From here, pathogenic overgrowths (including certain bacteria, yeasts, or parasites) may take hold. These organisms can:
• Interfere with normal fermentation processes
• Produce gas and toxins
• Irritate the intestinal lining
• Disrupt bowel regularity
Over time, this can contribute to bloating, irregular stools, inflammation, and reduced resilience in the gut environment.
In iridology, I often observe "ballooning" at the colonic flexures (especially the hepatic/right and splenic/left), where gas commonly becomes trapped.
The colon isn’t a smooth tube — it has sacculations (haustra), the characteristic pouch-like segments. When thick, greasy, or oily chyme lingers in these pockets, it creates a low-oxygen environment that encourages overgrowth of harmful bacteria, known as dysbiosis.
When digestion is compromised or dysbiosis is present:
• Gas production increases
• Movement through the colon may slow
• Pressure can build at these bend points
This can lead to discomfort, distension, and that familiar “stuck” or bloated feeling under the ribs.
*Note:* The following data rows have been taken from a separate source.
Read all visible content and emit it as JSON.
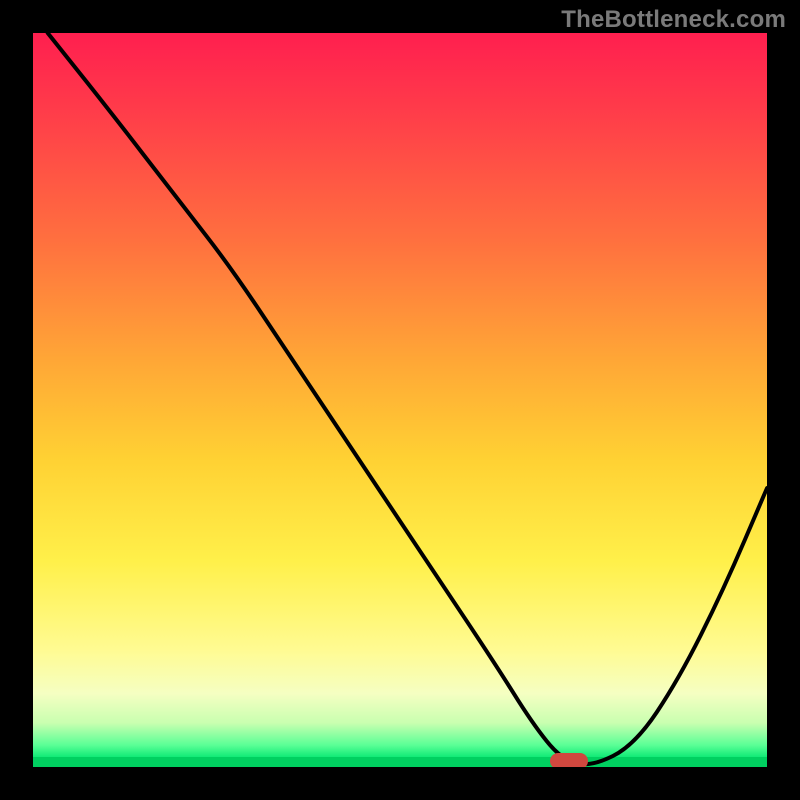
{
  "watermark": "TheBottleneck.com",
  "chart_data": {
    "type": "line",
    "title": "",
    "xlabel": "",
    "ylabel": "",
    "xlim": [
      0,
      100
    ],
    "ylim": [
      0,
      100
    ],
    "grid": false,
    "legend": false,
    "series": [
      {
        "name": "curve",
        "x": [
          2,
          10,
          20,
          27,
          35,
          45,
          55,
          63,
          68,
          72,
          76,
          82,
          88,
          94,
          100
        ],
        "y": [
          100,
          90,
          77,
          68,
          56,
          41,
          26,
          14,
          6,
          1,
          0,
          3,
          12,
          24,
          38
        ]
      }
    ],
    "marker": {
      "x": 73,
      "y": 0.8,
      "shape": "pill",
      "color": "#d0483f"
    },
    "gradient_stops": [
      {
        "pos": 0,
        "color": "#ff1f4f"
      },
      {
        "pos": 45,
        "color": "#ffa836"
      },
      {
        "pos": 72,
        "color": "#fff04a"
      },
      {
        "pos": 100,
        "color": "#00d060"
      }
    ]
  }
}
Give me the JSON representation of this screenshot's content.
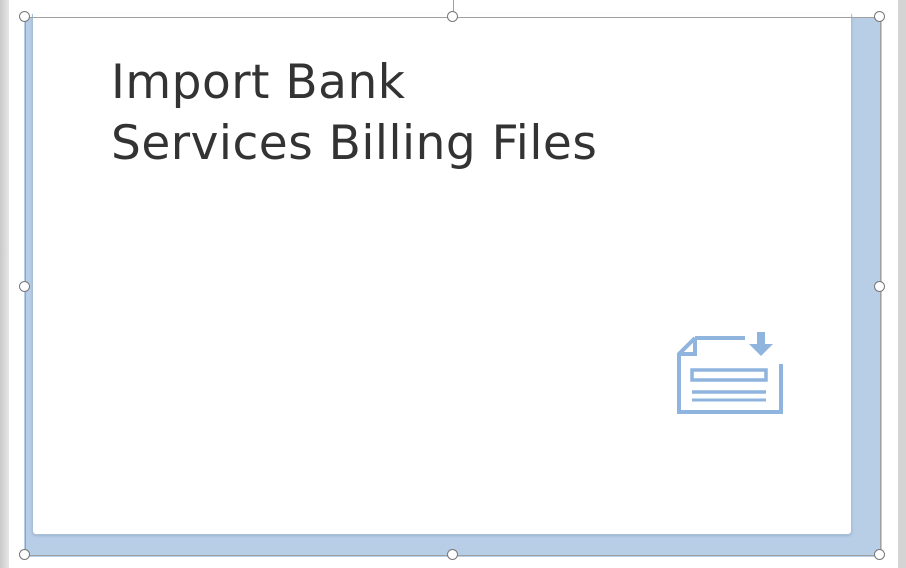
{
  "tile": {
    "title_line1": "Import Bank",
    "title_line2": "Services Billing Files",
    "icon": "file-import-icon"
  },
  "colors": {
    "tile_background": "#ffffff",
    "tile_shadow": "#b8cde6",
    "title_text": "#333333",
    "icon_color": "#8fb4de"
  }
}
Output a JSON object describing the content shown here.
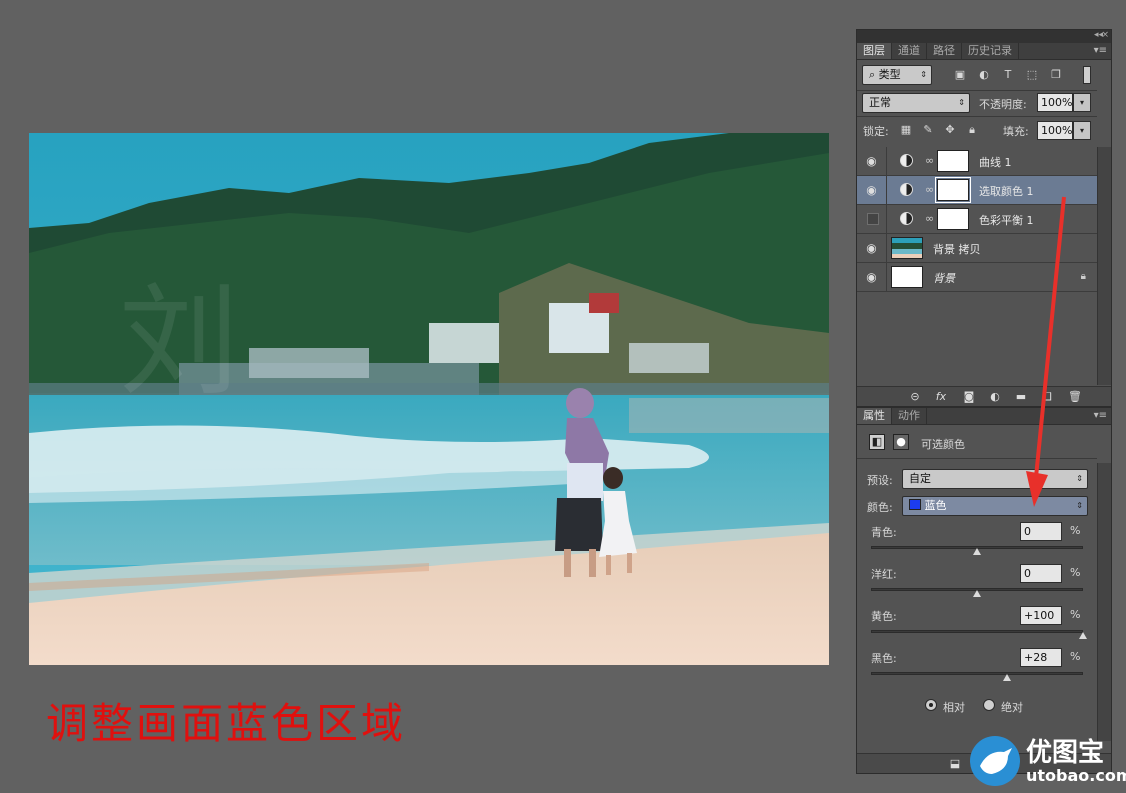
{
  "caption": "调整画面蓝色区域",
  "layers_panel": {
    "tabs": [
      "图层",
      "通道",
      "路径",
      "历史记录"
    ],
    "filter_kind": "类型",
    "blend_mode": "正常",
    "opacity_label": "不透明度:",
    "opacity_value": "100%",
    "lock_label": "锁定:",
    "fill_label": "填充:",
    "fill_value": "100%",
    "layers": [
      {
        "name": "曲线 1",
        "visible": true,
        "selected": false
      },
      {
        "name": "选取颜色 1",
        "visible": true,
        "selected": true
      },
      {
        "name": "色彩平衡 1",
        "visible": false,
        "selected": false
      },
      {
        "name": "背景 拷贝",
        "visible": true,
        "selected": false
      },
      {
        "name": "背景",
        "visible": true,
        "selected": false
      }
    ]
  },
  "properties_panel": {
    "tabs": [
      "属性",
      "动作"
    ],
    "title": "可选颜色",
    "preset_label": "预设:",
    "preset_value": "自定",
    "color_label": "颜色:",
    "color_value": "蓝色",
    "color_swatch": "#1c3cf0",
    "sliders": [
      {
        "label": "青色:",
        "value": "0",
        "unit": "%",
        "level": 0
      },
      {
        "label": "洋红:",
        "value": "0",
        "unit": "%",
        "level": 0
      },
      {
        "label": "黄色:",
        "value": "+100",
        "unit": "%",
        "level": 100
      },
      {
        "label": "黑色:",
        "value": "+28",
        "unit": "%",
        "level": 28
      }
    ],
    "mode_relative": "相对",
    "mode_absolute": "绝对",
    "mode_selected": "相对"
  },
  "watermark": {
    "name": "优图宝",
    "url": "utobao.com"
  },
  "colors": {
    "caption_red": "#e0100e",
    "selected_layer": "#6b7b93",
    "arrow_red": "#e8302a"
  }
}
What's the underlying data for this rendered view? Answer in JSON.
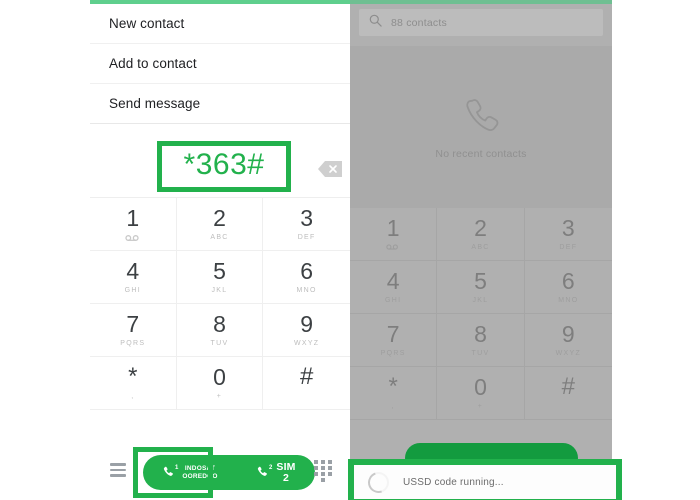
{
  "app": {
    "accent_green": "#22b14c",
    "top_strip_color": "#5fcf8d",
    "scrim_color": "#b0b0b0"
  },
  "suggestions": {
    "items": [
      {
        "label": "New contact"
      },
      {
        "label": "Add to contact"
      },
      {
        "label": "Send message"
      }
    ]
  },
  "number_display": {
    "value": "*363#",
    "backspace_icon": "backspace-icon"
  },
  "keypad": {
    "keys": [
      {
        "digit": "1",
        "sub": "",
        "voicemail": true
      },
      {
        "digit": "2",
        "sub": "ABC"
      },
      {
        "digit": "3",
        "sub": "DEF"
      },
      {
        "digit": "4",
        "sub": "GHI"
      },
      {
        "digit": "5",
        "sub": "JKL"
      },
      {
        "digit": "6",
        "sub": "MNO"
      },
      {
        "digit": "7",
        "sub": "PQRS"
      },
      {
        "digit": "8",
        "sub": "TUV"
      },
      {
        "digit": "9",
        "sub": "WXYZ"
      },
      {
        "digit": "*",
        "sub": ","
      },
      {
        "digit": "0",
        "sub": "+"
      },
      {
        "digit": "#",
        "sub": ""
      }
    ]
  },
  "action_bar": {
    "menu_icon": "hamburger-menu-icon",
    "dialpad_icon": "dialpad-grid-icon",
    "sim1": {
      "line1": "INDOSAT",
      "line2": "OOREDOO",
      "superscript": "1",
      "call_icon": "phone-handset-icon"
    },
    "sim2": {
      "line1": "SIM",
      "line2": "2",
      "superscript": "2",
      "call_icon": "phone-handset-icon"
    }
  },
  "contacts_panel": {
    "search": {
      "value": "88 contacts",
      "icon": "search-icon"
    },
    "empty_state": {
      "icon": "phone-handset-outline-icon",
      "label": "No recent contacts"
    }
  },
  "ussd_dialog": {
    "message": "USSD code running...",
    "spinner": "loading-spinner-icon"
  }
}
This is often not just a colon issue — it reflects what has (or hasn’t) happened earlier in digestion. Poor stomach function and incomplete breakdown in the small intestine can feed directly into imbalance here.
What supports the colon:
• Proper digestion upstream (stomach, liver, pancreas & small intestine)
• Adequate hydration
• Fibre appropriate to the individual
• A balanced microbiome
• Regular, unhurried bowel habits
What derails it:
• Chronic stress and holding patterns
• Processed, low-fibre diets
• Repeated antibiotic use
• Poor digestive function higher up
• Ignoring the urge to go
The colon teaches one final lesson in this digestive sequence: Take what is useful. Let go of what is not. True health depends just as much on what we release, as what we take in.